Doesn't work: Passes Soccer Model (never ends)


I’m trying to create a model to calculate a probability to do a pass (accurate) in a soccer game. To do that, my data considering who the passer is (player_id), in which zone is the kicker (cat_zone_i), in which zone is the receiver (cat_zone_f), in what period of time is the shot (timeFrame), what is the current result of the player team (cat_res) and if the player team is home/away (localia).

I think the best option is using a bernoulli_logit.

My model is here:

passes_model = """
data {
    int<lower=0> N; // number of observations (328530 solo jugadores con >10) (328657 todos los pases)
    int players; // number of players 488
    int zones_i; // number of field zones 8
    int zones_f; // number of field zones 8
    int time; // number of time frames 7
    int res; // types of results (winning, losing, tying)
    int loc; // localia
    int<lower=1,upper=players> player_id[N];
    int<lower=1,upper=zones_i> cat_zone_i[N];
    int<lower=1,upper=zones_f> cat_zone_f[N];
    int<lower=1,upper=time> time_frame[N];
    int<lower=1,upper=res> cat_res[N];
    int<lower=1,upper=loc> localia[N];
    int pase[N]; // dependent variable
parameters {

    real alpha; // intercept
    vector[players] beta_player; // coefficient associated with each player
     vector[zones_i] beta_zones_i; // coefficient associated with each zone_i
    vector[zones_f] beta_zones_f; // coefficient associated with each zone_f
    vector[time] beta_time; // coefficient associated with each time frame
    vector[res] beta_res; // coefficient associated with each result
    vector[loc] beta_loc; // coefficient associated with each type of localia
    real epsilon; //Uncertainty / unexplained variance
model {
    // priors
    alpha ~ normal(0,1);
    beta_player ~ normal(0,1);
    beta_zones_i ~ normal(0,1);
    beta_zones_f ~ normal(0,1);
    beta_time ~ normal(0,1);
    beta_res ~ normal(0,1);
    beta_loc ~ normal(0,1);
    pase ~ bernoulli_logit(alpha + beta_player[player_id] + beta_zones_i[cat_zone_i] + 
        beta_zones_f[cat_zone_f] + beta_time[time_frame] + beta_res[cat_res] + beta_loc[localia]);

Then, i ran:

passes_reg = pystan.model.StanModel(model_code=passes_model, 

The database is created like this:

N = len(df_passes_ps.new_id)
players = len(df_passes_ps.new_id.unique())
zones_i = len(df_passes_ps.cat_zone_i.unique())
zones_f = len(df_passes_ps.cat_zone_f.unique())
time = len(df_passes_ps.timeFrame.unique())
res = len(df_passes_ps.cat_res.unique())
loc = len(df_passes_ps.localia.unique())

player_id = df_passes_ps.new_id
cat_zone_i = df_passes_ps.cat_zone_i
cat_zone_f = df_passes_ps.cat_zone_f
time_frame = df_passes_ps.timeFrame
cat_res = df_passes_ps.cat_res
localia = df_passes_ps.localia

pase = df_passes_ps.accurate

datos = {'N': N, 'players': players, 'zones_i': zones_i, 'zones_f': zones_f, 'time': time, 'res': res, 'loc': loc, 
        'player_id': player_id, 'cat_zone_i': cat_zone_i, 'cat_zone_f': cat_zone_f, 'time_frame': time_frame, 'cat_res': cat_res, 'localia': localia, 
        'pase': pase}

But, when i try this, never ends:

passes_fit = passes_reg.sampling(data=datos,
                          iter=1000, chains=4,
                          warmup=500, n_jobs=-1,

I would appreciate if you told me what my problem is

Well you have 330k observations, so that’ll take some time even if the model is sampling efficiently.

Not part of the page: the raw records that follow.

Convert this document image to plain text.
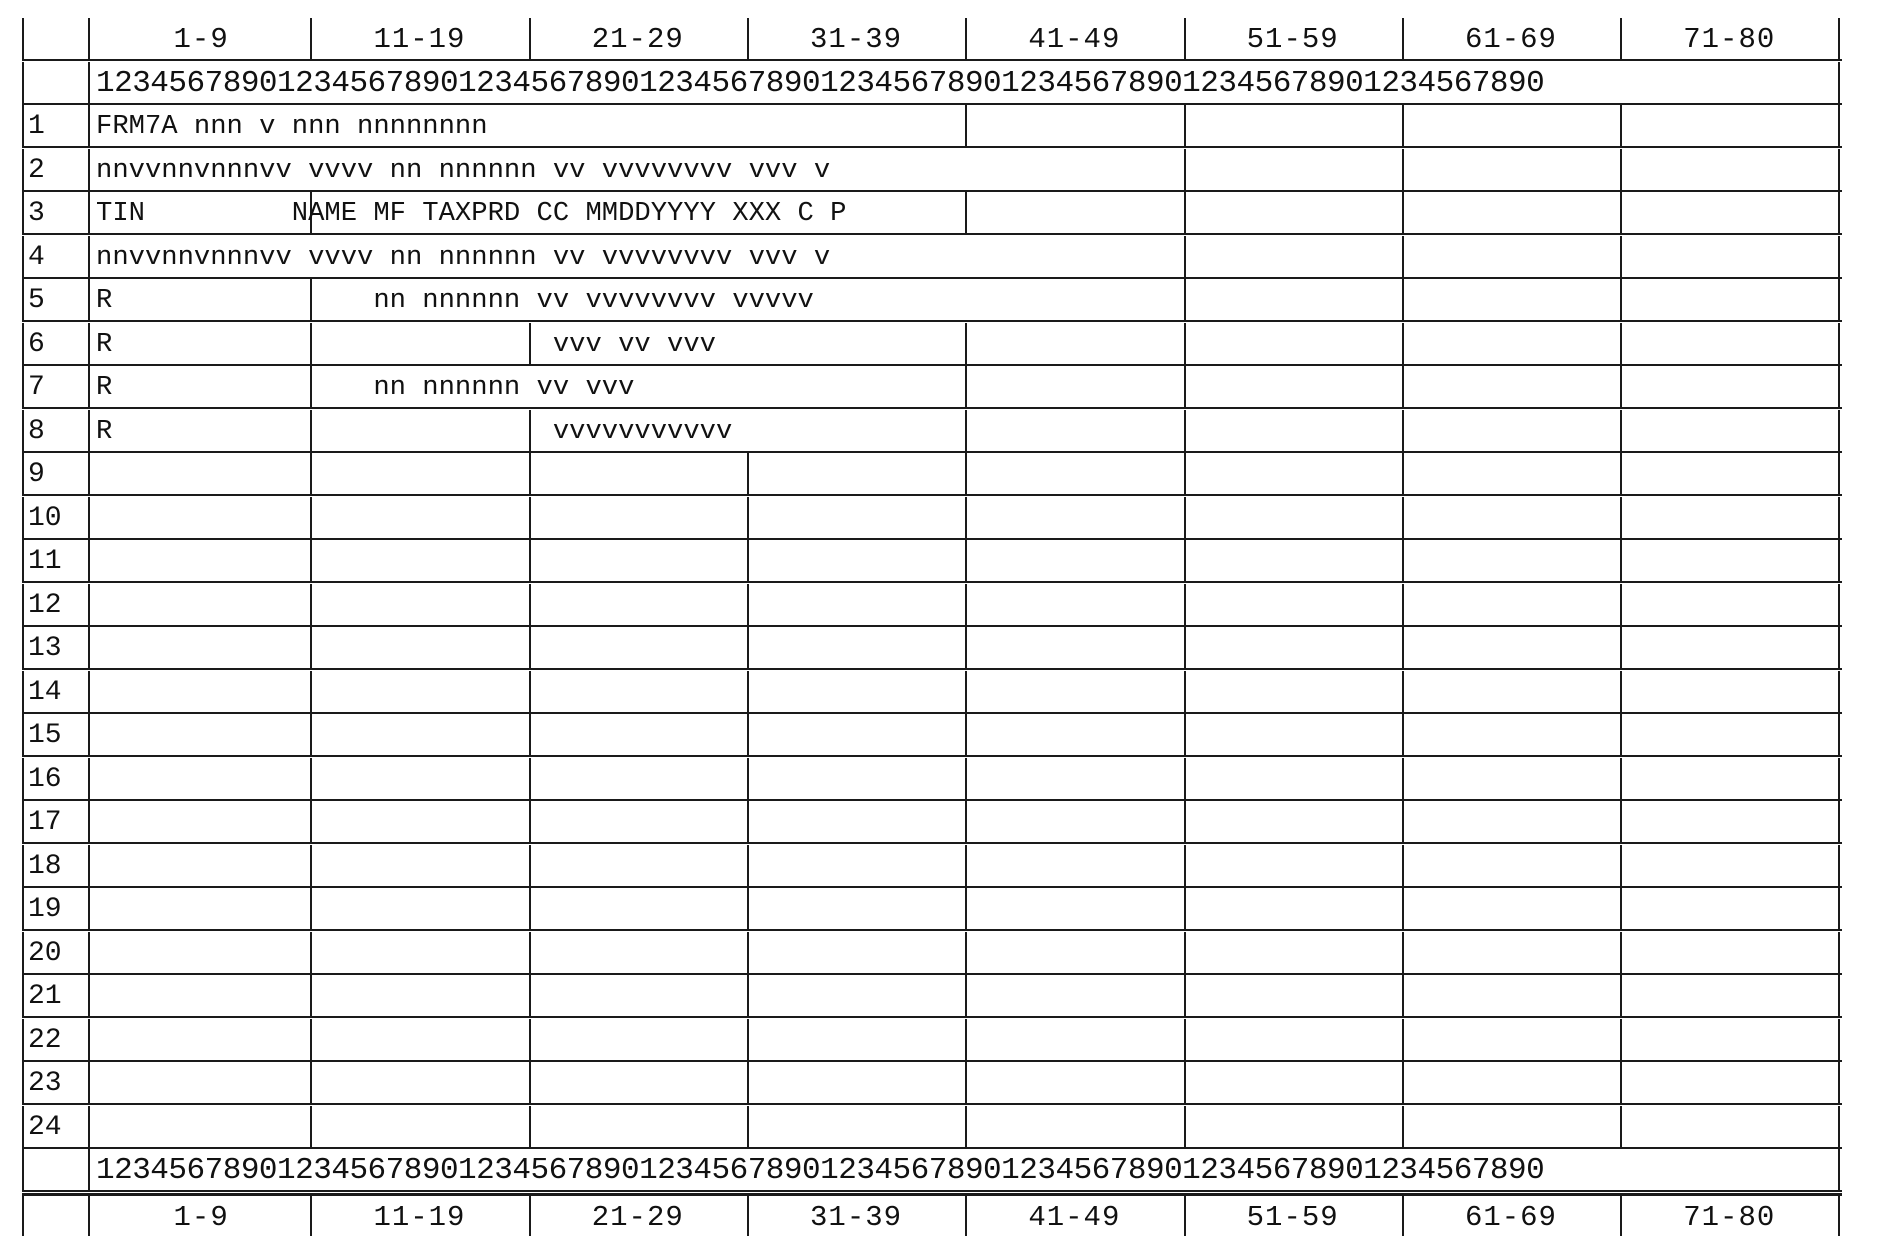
1-9	11-19	21-29	31-39	41-49	51-59	61-69	71-80
12345678901234567890123456789012345678901234567890123456789012345678901234567890
1	FRM7A nnn v nnn nnnnnnnn
2	nnvvnnvnnnvv vvvv nn nnnnnn vv vvvvvvvv vvv v
3	TIN         NAME MF TAXPRD CC MMDDYYYY XXX C P
4	nnvvnnvnnnvv vvvv nn nnnnnn vv vvvvvvvv vvv v
5	R                nn nnnnnn vv vvvvvvvv vvvvv
6	R                           vvv vv vvv
7	R                nn nnnnnn vv vvv
8	R                           vvvvvvvvvvv
9
10
11
12
13
14
15
16
17
18
19
20
21
22
23
24
12345678901234567890123456789012345678901234567890123456789012345678901234567890
1-9	11-19	21-29	31-39	41-49	51-59	61-69	71-80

You should start with a smaller dataset or a smaller/simpler model to develop your problem. Maybe just use the games from one day or something.

It could be that there are problems with the model somewhere that you can fix and will make the 330k observation model run at a suitable speed.

It could also be that the 330k observation model is just too expensive, in which case you’ll need to make extra assumptions to simplify your model to get it to run (so the experiments with the simpler models will also be useful here).